Although it was a commercial failure, the thirty-five-cent 1959 Ballantine paperback with 144 original pages written and drawn by Kurtzman was highly-regarded by cartoon art experts as one his greatest publications.  Evidence for this exists in the fact that 55 years later, the book is celebrated by the issuance of this Kitchen Sink $24.99 elegant hardback volume.  The original title was "Harvey Kurtzman's Pleasure Package" but a description might be: "Too Cool for the Room."  The reprint of Jungle Book shows the drawings in a larger format on quality paper as the creator originally intended.  This volume truly is an artistic classic that must be preserved for the ages.  Following are a few from comments added to the reprinted edition.

[Gilbert Shelton] "In the end, though, I still feel that Kurtzman is the greatest of all the comic book humorists."

[Denis Kitchen] "While comic book circulations [1956] were generally in steady decline and the medium was being widely reviled by the media, parent groups and politicians for its alleged delinquent effect on young readers, MAD's sales were surging, and both the publication and Kurtzman were getting great press.  MAD's success, in large part, was because it wasn't just kid stuff or mindless genre filler like the vast majority of comics of the time; MAD's humor was intelligent, and it's loyal enthusiasts included college students, adults, and even intellectuals."

[Harvey Kurtzman] "The package itself was rinky-dink.  It was small and printed on bad paper and the printing itself was two cuts under the pulps.  On top of that, I did the art on sheets of blue-lined paper.  It was an experiment.  The printer assured me that the lines wouldn't show up, but of course, they did.  Still do.  The gray wash reinforced the blue and so the thing is noticeable.  It was a case of experimenting with a form before all the bugs were out."

[Denis Kitchen] "... if Kurtzman's fans had it in their power most would certainly trade twenty-five years of lavish Annie Fannies for just a few more magnificent solo works akin to Harvey Kurtzman's Jungle Book."

[Art Spiegelman] (1986) "A Kurtzman formula: you say something true, but high-minded - preferably a couple of things true, but high-minded, to set up the rhythm.  Then you deflate the whole lofty mess by saying something really true, but base and down-to-earth.  You point out that the Emperor is nekkid, that mortals are driven by greed and lust.  And preferably, you do it with a vaguely self-deprecatory Yiddish cadence so that nobody gets too mad at you for telling your truths.  ... and, if you're Harvey Kurtzman, you do it with impeccable timing and a tight sense of structure of Keaton that leaves the reader with not just a laugh, but insight."

[Harvey Kurtzman] (1986) "Of course, I'd been deep in the publishing business for years, putting together winners and losers.  Here (Organization Man ...), I was probably thinking of Martin Goodman of Timely [which became Marvel]. for whom I once did a puzzle page."

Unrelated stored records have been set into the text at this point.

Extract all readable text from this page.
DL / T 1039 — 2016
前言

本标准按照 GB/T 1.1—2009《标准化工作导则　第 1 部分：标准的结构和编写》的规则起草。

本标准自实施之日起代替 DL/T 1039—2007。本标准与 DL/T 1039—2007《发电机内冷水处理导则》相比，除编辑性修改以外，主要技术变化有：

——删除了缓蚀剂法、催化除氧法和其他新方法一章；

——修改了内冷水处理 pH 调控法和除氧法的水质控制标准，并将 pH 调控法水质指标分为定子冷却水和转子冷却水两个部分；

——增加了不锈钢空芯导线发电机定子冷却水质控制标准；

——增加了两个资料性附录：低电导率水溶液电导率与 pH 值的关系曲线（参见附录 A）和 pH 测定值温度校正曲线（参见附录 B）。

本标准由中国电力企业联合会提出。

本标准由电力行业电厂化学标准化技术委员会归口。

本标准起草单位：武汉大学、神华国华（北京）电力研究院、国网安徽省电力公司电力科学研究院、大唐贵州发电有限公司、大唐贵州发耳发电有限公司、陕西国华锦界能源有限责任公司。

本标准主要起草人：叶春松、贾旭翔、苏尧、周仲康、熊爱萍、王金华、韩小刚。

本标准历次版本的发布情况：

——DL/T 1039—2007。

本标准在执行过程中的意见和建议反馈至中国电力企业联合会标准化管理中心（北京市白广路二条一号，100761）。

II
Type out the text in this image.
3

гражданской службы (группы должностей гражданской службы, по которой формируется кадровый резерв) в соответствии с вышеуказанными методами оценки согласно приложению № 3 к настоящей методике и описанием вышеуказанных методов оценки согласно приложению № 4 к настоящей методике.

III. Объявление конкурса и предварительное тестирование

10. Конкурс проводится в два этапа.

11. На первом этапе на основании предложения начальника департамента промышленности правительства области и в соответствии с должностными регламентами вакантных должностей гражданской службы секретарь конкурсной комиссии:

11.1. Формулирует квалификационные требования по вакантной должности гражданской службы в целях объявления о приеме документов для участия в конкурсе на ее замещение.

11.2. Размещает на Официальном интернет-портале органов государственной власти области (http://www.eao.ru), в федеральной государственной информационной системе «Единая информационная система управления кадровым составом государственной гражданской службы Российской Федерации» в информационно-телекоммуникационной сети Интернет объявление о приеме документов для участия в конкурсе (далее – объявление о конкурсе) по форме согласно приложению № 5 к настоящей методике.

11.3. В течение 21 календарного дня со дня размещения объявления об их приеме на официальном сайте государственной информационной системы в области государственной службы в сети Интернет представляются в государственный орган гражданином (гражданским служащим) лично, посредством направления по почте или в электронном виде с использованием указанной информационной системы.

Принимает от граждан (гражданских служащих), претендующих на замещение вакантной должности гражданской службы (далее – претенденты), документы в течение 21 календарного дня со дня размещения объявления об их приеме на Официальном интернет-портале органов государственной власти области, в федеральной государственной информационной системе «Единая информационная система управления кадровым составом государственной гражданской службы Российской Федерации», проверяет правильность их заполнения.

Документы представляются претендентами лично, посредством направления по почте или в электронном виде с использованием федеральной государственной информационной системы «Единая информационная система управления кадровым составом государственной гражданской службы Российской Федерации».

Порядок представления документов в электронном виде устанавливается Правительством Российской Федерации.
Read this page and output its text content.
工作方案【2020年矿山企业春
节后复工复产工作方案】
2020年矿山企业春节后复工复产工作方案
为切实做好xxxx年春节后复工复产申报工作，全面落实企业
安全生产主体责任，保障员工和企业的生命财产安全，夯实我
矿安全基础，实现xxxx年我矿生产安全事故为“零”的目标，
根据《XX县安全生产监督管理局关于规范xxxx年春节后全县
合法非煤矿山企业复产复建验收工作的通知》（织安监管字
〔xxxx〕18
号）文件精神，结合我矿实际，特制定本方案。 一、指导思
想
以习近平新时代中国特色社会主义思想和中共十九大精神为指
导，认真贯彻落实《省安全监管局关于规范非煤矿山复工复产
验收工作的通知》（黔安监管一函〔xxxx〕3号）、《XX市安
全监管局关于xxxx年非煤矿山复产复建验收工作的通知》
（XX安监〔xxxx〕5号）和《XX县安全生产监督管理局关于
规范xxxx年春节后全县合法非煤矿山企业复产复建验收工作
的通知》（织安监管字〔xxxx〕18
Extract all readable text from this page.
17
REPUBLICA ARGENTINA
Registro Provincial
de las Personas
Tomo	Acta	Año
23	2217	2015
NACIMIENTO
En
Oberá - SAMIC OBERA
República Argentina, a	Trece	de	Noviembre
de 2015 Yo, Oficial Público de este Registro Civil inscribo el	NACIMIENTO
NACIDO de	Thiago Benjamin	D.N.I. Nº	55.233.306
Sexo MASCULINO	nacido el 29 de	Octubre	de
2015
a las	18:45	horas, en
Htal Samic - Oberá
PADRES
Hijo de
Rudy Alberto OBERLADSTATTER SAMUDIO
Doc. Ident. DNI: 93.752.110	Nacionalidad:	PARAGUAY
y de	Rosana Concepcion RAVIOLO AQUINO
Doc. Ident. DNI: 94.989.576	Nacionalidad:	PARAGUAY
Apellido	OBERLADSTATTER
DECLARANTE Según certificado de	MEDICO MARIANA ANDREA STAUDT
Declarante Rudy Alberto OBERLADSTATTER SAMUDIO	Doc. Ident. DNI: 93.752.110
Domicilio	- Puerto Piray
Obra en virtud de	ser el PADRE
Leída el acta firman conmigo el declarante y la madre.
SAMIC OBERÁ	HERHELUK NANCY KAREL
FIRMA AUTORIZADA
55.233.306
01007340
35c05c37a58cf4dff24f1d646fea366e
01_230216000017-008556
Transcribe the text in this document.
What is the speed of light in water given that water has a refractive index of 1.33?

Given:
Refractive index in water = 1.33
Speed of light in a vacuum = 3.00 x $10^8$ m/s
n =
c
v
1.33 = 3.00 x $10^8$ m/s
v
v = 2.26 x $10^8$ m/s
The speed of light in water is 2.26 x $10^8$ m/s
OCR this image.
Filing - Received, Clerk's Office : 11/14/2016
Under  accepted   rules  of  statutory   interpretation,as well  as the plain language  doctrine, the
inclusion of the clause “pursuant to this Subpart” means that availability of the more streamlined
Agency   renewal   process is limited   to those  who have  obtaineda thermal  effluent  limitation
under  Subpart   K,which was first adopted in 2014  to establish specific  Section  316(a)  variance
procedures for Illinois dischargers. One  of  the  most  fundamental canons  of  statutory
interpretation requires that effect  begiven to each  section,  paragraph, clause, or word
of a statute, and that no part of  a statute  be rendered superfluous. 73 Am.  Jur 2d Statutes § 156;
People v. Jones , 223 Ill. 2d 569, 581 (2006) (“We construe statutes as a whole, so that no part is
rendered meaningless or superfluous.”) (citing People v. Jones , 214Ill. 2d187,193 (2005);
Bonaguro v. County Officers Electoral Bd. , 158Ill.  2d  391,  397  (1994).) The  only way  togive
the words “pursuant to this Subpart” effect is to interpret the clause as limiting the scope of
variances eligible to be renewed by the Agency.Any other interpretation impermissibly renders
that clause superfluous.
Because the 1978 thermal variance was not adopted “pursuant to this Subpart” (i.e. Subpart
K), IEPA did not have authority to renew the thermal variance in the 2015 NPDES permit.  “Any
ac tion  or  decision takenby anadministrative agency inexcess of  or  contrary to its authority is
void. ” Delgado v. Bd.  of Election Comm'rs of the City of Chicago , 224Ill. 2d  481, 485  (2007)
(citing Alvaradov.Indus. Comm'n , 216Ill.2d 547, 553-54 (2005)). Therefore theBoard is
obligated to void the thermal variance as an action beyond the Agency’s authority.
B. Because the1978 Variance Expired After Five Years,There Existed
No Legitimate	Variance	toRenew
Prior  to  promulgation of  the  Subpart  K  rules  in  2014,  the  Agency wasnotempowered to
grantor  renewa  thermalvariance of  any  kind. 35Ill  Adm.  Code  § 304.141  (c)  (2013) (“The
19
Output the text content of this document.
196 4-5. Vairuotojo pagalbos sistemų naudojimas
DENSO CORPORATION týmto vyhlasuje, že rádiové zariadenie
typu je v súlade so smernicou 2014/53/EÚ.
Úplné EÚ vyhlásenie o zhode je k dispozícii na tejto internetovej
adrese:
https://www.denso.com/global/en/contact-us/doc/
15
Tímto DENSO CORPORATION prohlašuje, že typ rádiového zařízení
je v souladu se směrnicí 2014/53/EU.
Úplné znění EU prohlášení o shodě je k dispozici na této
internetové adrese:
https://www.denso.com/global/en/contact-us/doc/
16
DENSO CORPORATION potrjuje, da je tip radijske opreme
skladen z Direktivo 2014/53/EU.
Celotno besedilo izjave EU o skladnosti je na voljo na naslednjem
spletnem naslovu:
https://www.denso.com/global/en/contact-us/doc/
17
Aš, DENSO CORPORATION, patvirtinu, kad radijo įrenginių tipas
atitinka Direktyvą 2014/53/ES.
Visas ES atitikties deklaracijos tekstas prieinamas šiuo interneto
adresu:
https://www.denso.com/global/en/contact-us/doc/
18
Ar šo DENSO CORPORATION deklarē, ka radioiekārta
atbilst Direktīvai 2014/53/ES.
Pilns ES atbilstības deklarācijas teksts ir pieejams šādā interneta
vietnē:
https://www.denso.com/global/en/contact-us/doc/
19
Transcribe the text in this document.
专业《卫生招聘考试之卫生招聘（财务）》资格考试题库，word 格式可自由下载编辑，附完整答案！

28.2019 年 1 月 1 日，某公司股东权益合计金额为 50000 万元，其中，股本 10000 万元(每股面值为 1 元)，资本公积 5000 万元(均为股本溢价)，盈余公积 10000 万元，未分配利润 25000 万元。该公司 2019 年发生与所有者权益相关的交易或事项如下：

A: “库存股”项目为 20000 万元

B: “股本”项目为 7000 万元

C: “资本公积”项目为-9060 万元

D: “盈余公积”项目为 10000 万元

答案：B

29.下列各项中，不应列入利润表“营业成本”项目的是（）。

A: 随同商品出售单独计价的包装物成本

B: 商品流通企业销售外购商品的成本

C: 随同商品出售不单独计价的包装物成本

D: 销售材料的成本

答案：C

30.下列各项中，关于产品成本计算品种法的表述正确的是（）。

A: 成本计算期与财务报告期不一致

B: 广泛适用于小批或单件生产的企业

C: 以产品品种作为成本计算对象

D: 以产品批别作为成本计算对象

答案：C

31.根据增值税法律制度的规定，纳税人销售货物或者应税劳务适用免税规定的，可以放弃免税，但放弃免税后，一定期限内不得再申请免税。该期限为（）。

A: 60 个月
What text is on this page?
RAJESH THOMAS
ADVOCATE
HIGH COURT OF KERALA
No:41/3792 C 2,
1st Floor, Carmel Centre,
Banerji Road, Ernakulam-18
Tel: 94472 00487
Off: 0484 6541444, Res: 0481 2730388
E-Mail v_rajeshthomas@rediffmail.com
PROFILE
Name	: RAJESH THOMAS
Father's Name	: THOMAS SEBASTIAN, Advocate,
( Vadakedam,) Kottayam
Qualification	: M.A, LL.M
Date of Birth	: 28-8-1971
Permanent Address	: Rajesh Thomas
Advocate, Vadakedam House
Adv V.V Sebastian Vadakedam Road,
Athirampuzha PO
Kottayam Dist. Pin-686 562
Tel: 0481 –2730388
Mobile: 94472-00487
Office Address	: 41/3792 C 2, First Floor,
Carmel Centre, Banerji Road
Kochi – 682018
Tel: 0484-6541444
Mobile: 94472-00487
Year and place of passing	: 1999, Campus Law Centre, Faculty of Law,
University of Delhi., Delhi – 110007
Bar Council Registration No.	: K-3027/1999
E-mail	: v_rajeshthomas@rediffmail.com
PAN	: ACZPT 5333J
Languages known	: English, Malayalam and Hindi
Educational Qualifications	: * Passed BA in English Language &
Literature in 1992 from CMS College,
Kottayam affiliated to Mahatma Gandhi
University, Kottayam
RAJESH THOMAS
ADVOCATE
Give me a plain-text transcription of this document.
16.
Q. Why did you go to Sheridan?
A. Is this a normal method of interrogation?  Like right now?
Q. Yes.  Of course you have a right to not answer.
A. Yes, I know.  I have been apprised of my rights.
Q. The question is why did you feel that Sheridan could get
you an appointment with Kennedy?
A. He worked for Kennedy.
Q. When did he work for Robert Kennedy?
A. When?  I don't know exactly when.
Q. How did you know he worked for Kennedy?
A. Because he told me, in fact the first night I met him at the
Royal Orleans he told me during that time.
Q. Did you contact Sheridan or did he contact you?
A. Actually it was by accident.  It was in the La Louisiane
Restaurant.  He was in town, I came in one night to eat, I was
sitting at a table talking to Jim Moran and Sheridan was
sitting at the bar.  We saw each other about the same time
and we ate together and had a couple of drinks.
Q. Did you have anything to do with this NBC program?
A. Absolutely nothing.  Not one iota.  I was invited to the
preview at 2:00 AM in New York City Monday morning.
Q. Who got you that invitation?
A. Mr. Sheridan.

[Peter Poplaski] "I don't think when you say Jungle Book isn't funny, that it's necessarily a negative statement.  Kurtzman went for laughs, but beyond that was his compulsion to tell the truth behind the warm fuzzy surface of our favorite TV shows, comic characters and the like, to pull it out of our juvenile little hands and show us in his wacky way that it was just a banal, ridiculous commercial contrivance."

[Robert Crumb] "Cartoonists are ground down by the relentless demands of the medium.  few escape this fate, though with us fine artiste-cartoonists it's not quite as brutal, so maybe our creative energy can have a chance to revive itself periodically.  I dunno ... Maybe ..."

[Anthony Bourdain] "As a stylist, as an illustrator, as an innovator of layout, as a storyteller, he made everything that came before inadequate - and everything after transformative."

[Also by Will Elder]

Chicken Fat (2006)

This is a volume of sketches that Elder drew while he was waiting for the next Kurtzman project.  This is an interesting tour through the mind of an artist with a special look at the Elder family.  [JAM 9/18/2017]

True Believer by Abraham Riesman (2021)

[Kurtzman] (about working together again with Stan Lee): "Just like old times."  [Lee] "Just like old times.  You do the work and I'll take the credit!"